Dear Teachers, Walkouts are Important

Students walked out of school on 4/20/18 and headed to NYC’s Washington Square Park. Photo by Gabriel Cavounis.
April 20, 2018 was a particularly interesting date this year. Not only was it a rather unconventional celebration for some, it also commemorated the 19th anniversary of the Columbine High School massacre.
It is uncanny that the solemn occasion fell upon one of the most tense periods in the United States as the fight for gun control rages at its loudest, especially from the country’s intolerant youth.
April 20 marked the NYC Says Enough school walkout and rally, an event that is not only just as important as the walkout on March 14, but an event that should be even more duly paid attention to.
An overwhelming crowd of young men and women, elementary school children and college students alike, flooded Washington Square Park in New York City the morning of the walkout that Friday morning on 4/20 to listen to copious quantity of orators echoing words of empowerment, heartache, and determination through large speakers. The speeches of sorrow and hope were more important than any lecture given in the classes students were missing.
Sixteen-year-old Arielle Geismar, a junior at the Beacon School and an organizer of NYC Says Enough, appeared at the podium first to set the tone and make the rally’s intentions very clear.
“Everything from the ground we stand on to the speakers we hear to the words we say have been fought for by students just like you and me from across the country, as well as generations before, with the refusal to give up,” Geismar asserted.
“Our generation will be the last; we will be the students to end gun violence because we are everywhere and we aren’t going anywhere… we as a youth will continue to find ourselves as the engine of this movement,” she said.
In the hours that followed, the assembled heard words from survivors, legislators, educators, and students all joining on the same stage to express that the fight is never over until real action is taken on gun reform.
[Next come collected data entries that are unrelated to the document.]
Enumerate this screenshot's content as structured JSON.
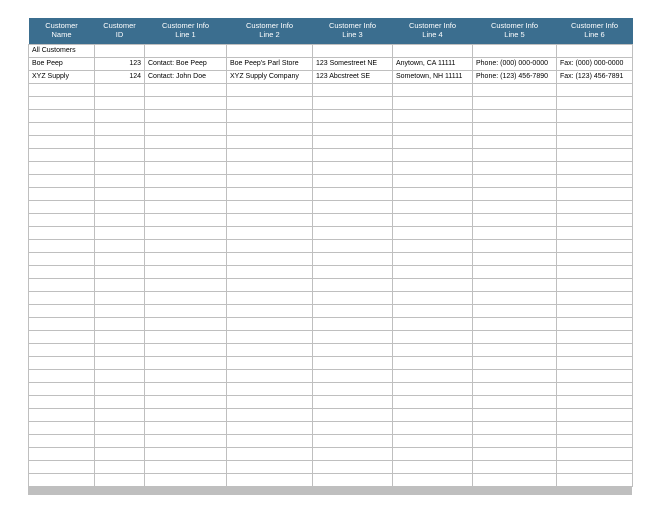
{
  "headers": [
    "Customer\nName",
    "Customer\nID",
    "Customer Info\nLine 1",
    "Customer Info\nLine 2",
    "Customer Info\nLine 3",
    "Customer Info\nLine 4",
    "Customer Info\nLine 5",
    "Customer Info\nLine 6"
  ],
  "rows": [
    {
      "name": "All Customers",
      "id": "",
      "c1": "",
      "c2": "",
      "c3": "",
      "c4": "",
      "c5": "",
      "c6": ""
    },
    {
      "name": "Boe Peep",
      "id": "123",
      "c1": "Contact: Boe Peep",
      "c2": "Boe Peep's Parl Store",
      "c3": "123 Somestreet NE",
      "c4": "Anytown, CA 11111",
      "c5": "Phone: (000) 000-0000",
      "c6": "Fax: (000) 000-0000"
    },
    {
      "name": "XYZ Supply",
      "id": "124",
      "c1": "Contact: John Doe",
      "c2": "XYZ Supply Company",
      "c3": "123 Abcstreet SE",
      "c4": "Sometown, NH 11111",
      "c5": "Phone: (123) 456-7890",
      "c6": "Fax: (123) 456-7891"
    }
  ],
  "empty_row_count": 31
}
Amalia Fernand was one of the first guests to speak, recounting her experience as a survivor of the Columbine shooting.
“I stand here in front of you all on this anniversary with a heart both broken and full as it beats to the tragedy of the past and the hope for the future,” Fernand conveyed. “Stand together, use your voice, use your vote, use your conscious consumer decisions, be the change- enough is enough.”
Perhaps one of the most striking appearances at the rally was Christopher Hansen, survivor of the Pulse nightclub shooting in 2016. He reminisced on his experience as a survivor and responder to the shooting. He recounted how he made the decision to run back to the nightclub after escaping to save multiple victims that night. One particularly jarring image is one that Hansen recalled of using himself as a tourniquet to save a woman’s life.
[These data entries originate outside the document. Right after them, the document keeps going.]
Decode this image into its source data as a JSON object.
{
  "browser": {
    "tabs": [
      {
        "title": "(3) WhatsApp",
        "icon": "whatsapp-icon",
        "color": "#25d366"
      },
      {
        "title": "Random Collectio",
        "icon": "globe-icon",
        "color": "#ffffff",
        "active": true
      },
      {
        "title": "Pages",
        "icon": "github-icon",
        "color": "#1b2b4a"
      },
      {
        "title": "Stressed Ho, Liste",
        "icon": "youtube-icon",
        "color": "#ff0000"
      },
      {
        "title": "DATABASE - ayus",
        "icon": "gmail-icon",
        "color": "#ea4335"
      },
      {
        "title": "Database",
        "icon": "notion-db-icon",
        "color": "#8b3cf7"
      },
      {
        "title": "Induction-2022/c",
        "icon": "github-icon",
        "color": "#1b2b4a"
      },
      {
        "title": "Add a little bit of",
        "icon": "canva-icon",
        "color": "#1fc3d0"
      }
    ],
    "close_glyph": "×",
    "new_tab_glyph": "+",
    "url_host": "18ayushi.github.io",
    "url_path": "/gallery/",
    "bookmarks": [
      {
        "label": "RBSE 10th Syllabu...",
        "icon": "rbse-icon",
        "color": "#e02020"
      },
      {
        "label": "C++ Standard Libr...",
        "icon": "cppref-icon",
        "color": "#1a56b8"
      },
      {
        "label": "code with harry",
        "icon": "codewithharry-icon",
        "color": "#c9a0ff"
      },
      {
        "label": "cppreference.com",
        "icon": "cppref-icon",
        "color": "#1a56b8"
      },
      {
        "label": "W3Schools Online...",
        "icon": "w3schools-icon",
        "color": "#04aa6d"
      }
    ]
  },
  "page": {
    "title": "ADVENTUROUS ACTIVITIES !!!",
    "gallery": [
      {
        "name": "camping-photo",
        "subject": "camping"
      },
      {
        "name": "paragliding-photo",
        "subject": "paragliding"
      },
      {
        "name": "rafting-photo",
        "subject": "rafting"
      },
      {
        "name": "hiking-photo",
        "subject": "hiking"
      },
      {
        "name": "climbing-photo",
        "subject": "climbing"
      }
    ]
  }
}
“I saw a girl in the grass, and she was begging to get out of the grass, but she couldn’t move,” Hansen explained. “I felt her body going cold. I put her in my lap…I would later find out that when I put her in my lap, in essence, I became a human tourniquet for her. She was shot in the back, and so my thigh put pressure on the wound, enough pressure needed to keep her from bleeding out any more than she already had.”
A couple hours before exiting the A train to walk with my group of classmates and friends to Washington Square, I was sitting in classrooms being reprimanded by several teachers about students that would simply “take advantage of this day” or that “the DOE has already cooperated, this is unnecessary.”
My dearest educators, I present my argument that your intolerance for what you considered to be an egregious event is unacceptable for us “kids.”
The rally was not only necessary, but vital to our education of how to make a change in these current circumstances (history teachers, listen up). The organizers of NYC Says Enough had generously arranged registration booths for those of-age to register to vote if they had not done so already- a very gracious gesture to allow us to “put our money where our mouths are” in proving that we are serious about making significant reform.
In the first half of my senior year, I was educated on the exact importance of voting and having an official say as to who represents me in this country. It is painstakingly obvious how important our rights are during a time like this, and we as young adults exercised our rights that sunny Friday. We exercised our right to vote by registering, as well as practicing our right to peaceably assemble.
The walkout on March 14 was rather unconventional in the fashion that Frank Sinatra School of the Arts (FSSA) students walked around the building until a ring was formed around the block. At that point, the body of students joined hands in silence during the seventeen minutes that reflected each life lost during the Marjory Stoneman Douglas school shooting in Parkland, Florida a month prior.
That demonstration was important: It was a remembrance and acknowledgement of the incredibly enormous impact gun violence has on the people of this country. However, our voices were silenced in memoriam in March. We were incapable of hearing the vital voices spoken and making the noise loud and progressive enough that we all evoked as one in April. Geismar said it best when she remarked, “In March, we mourn- in April, we act.”
It would have been solacing if certain teachers would have been more supportive and less accusatory of students that are trying their best to join the movement in any way they can. However, threats of having cuts on our record or remarks that we wouldn’t be able to re-enter the school building that day in April did not intimidate us.
Perhaps, it may have motivated us even more to advance as one expanse- an unstoppable force that will be the trailblazers for change.